20210320

Day 2,385

The forest was silent and full of eyes peering through false leaves. It wasn't safe to walk there alone, even when the sun was at its peak. It simply wasn't the kind of place you should be without a second, third or fourth set of eyes and a few guard dogs to guard every potential blind spot.

It was protected by the government and several metres of barbed-wire fencing yet people continued to see it as a challenge and make it their life's goal to slip inside and take photographs of the elusive, well-guarded species therein. People had been attempting this simple feat for almost two hundred years and yet not a single ground level photo exists to this day.

The phrase "carnivorous tree" might bring to mind old calcium studies where fresh t-bone steaks were buried beneath saplings and were found to have been completely consumed. It might even bring to mind stories of people being buried holding seeds and imprints of their bodies found when the full-fledged trees are dug up.
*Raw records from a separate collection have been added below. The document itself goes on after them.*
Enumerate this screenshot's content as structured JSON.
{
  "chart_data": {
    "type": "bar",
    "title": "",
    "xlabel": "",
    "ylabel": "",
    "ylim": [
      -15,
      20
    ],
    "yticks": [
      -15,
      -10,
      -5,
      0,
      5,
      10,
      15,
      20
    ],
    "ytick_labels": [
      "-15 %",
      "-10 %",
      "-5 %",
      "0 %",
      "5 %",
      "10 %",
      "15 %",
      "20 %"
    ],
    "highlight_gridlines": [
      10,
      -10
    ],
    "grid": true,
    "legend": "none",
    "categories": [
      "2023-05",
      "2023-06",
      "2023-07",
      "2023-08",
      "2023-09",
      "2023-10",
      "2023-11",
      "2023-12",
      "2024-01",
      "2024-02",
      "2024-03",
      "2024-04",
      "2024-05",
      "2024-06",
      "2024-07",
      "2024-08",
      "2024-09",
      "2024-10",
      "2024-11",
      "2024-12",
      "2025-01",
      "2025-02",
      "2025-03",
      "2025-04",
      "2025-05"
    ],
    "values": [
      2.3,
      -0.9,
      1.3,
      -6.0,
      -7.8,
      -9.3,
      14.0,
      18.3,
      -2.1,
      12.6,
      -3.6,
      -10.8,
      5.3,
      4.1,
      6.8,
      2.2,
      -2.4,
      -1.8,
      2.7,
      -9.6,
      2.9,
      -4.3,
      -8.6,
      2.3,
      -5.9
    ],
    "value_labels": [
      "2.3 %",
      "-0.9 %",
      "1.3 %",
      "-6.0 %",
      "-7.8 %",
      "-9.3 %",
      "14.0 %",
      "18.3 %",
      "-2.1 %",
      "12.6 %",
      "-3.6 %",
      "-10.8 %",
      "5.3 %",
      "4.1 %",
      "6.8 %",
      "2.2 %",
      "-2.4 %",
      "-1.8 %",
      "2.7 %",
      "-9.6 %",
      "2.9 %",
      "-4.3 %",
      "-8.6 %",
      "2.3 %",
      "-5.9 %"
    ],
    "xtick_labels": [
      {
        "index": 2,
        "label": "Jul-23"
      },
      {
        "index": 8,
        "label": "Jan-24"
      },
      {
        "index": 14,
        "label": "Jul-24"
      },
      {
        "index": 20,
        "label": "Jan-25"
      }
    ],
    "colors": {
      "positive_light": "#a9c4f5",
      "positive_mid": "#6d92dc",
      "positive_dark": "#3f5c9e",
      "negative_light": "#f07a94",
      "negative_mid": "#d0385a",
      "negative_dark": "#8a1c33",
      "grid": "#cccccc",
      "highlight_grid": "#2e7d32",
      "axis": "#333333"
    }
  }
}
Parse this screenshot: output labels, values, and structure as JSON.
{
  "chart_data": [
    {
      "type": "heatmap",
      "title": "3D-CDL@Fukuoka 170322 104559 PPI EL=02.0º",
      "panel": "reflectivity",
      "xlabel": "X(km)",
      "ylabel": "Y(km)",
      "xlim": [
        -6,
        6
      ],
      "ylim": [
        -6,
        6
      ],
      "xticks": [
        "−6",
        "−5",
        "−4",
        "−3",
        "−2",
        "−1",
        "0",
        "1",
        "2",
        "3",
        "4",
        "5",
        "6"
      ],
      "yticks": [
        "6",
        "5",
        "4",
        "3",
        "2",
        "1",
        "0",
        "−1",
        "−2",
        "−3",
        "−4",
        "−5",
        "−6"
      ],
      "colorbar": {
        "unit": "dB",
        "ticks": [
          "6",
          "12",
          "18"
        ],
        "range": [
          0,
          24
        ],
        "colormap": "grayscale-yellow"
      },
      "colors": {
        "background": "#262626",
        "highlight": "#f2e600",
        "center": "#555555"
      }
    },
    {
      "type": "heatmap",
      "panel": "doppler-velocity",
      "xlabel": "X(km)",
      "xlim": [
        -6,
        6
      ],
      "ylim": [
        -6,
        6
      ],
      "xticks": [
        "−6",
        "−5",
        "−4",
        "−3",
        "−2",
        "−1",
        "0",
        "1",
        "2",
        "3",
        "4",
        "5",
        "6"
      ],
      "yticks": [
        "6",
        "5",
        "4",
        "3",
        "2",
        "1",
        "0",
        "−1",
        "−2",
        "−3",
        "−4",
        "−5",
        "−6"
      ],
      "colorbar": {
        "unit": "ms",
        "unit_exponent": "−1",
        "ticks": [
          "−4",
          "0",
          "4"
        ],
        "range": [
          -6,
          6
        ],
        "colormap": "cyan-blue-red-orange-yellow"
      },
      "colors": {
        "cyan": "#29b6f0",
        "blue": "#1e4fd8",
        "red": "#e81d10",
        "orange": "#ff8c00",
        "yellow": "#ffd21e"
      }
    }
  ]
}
It wouldn't be an entirely inaccurate assumption to think that trees in need of an iron-dense and protein-dense diet might be considered carnivorous and have delicate roots. It doesn't quite meet the full picture of something that was once possibly an insect, possibly a mammal, and is now quite possibly the greatest camouflage predator the world has ever not seen.
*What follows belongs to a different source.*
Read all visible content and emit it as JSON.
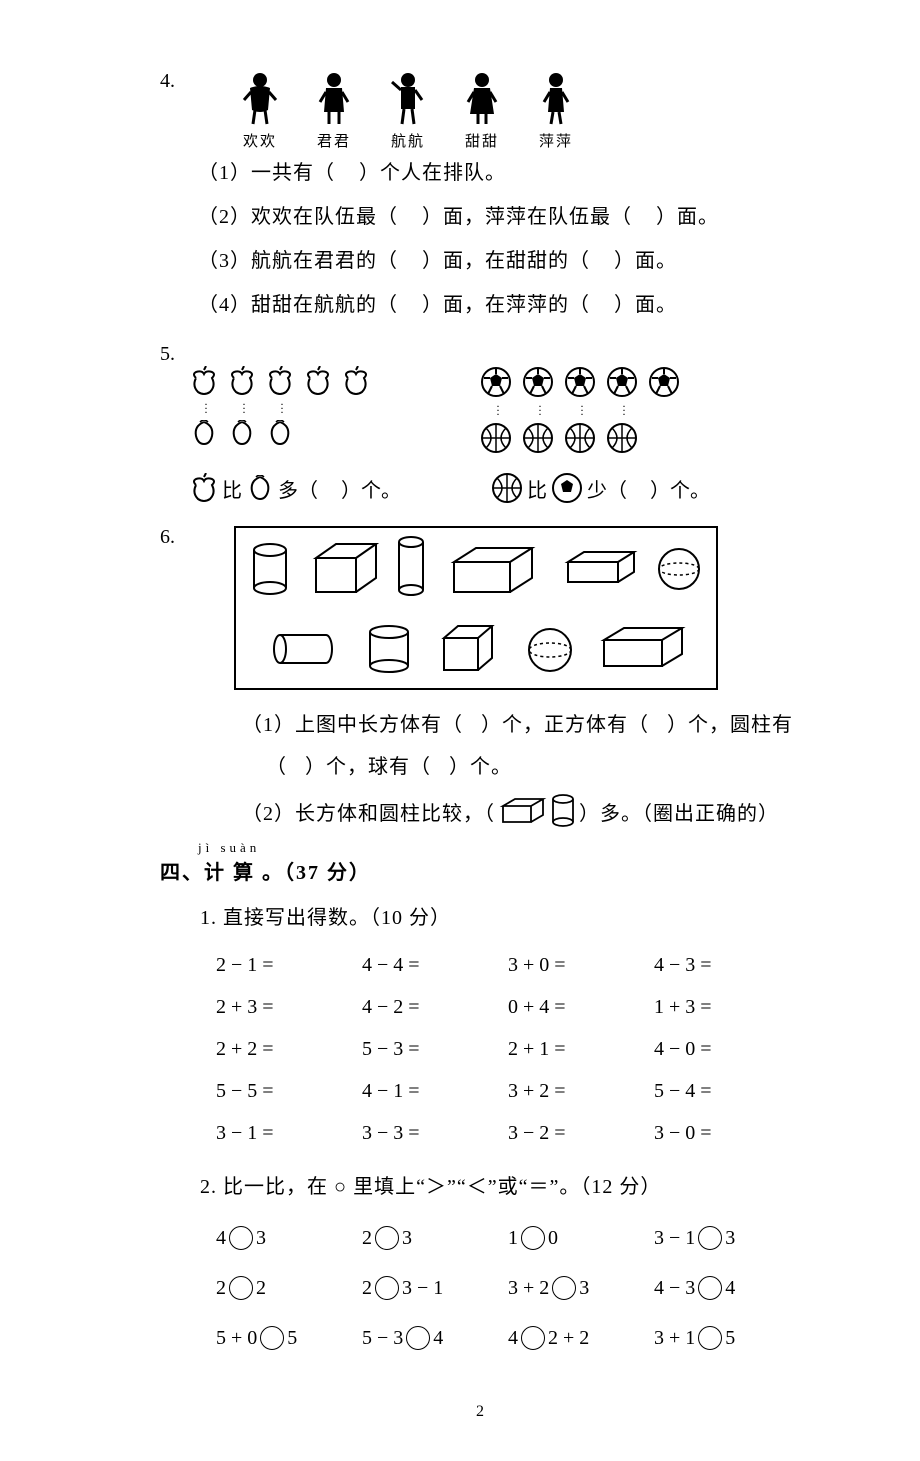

The eyes are the first thing that people notice. Trees generally don't have several pairs of eyes deeply set into surprisingly soft looking bark. Next they notice how the leaves are tipped with claw-like protrusions that have already become slightly entangled in the trespasser's hair and clothing.

It draws them in slowly, cautiously and deceptively gently until they begin to notice how the shadows around the lower half of the tree are now much, much darker. Few will notice the pitch black teeth plates inside the mouth that opens like a flower greeting the morning sun.

There's never enough time to react when its jaws have opened wide enough to fit a sizable portion of them inside. Before they can fully draw the breath to scream, it crams as much of them down as possible, snapping the two plates closed and crushing them to a pulpy mess in a matter of minutes.

It lets the liquid viscera slide down its gullet and onto the roots, to be drawn back up into leaves that are much thicker than they were a few minutes ago. The only movements now are the lower half of the victim slowly twitching in the throes of a sudden, violent death and the eyes of the tree darting about as if to dare the rest of the forest to come and claim its prey.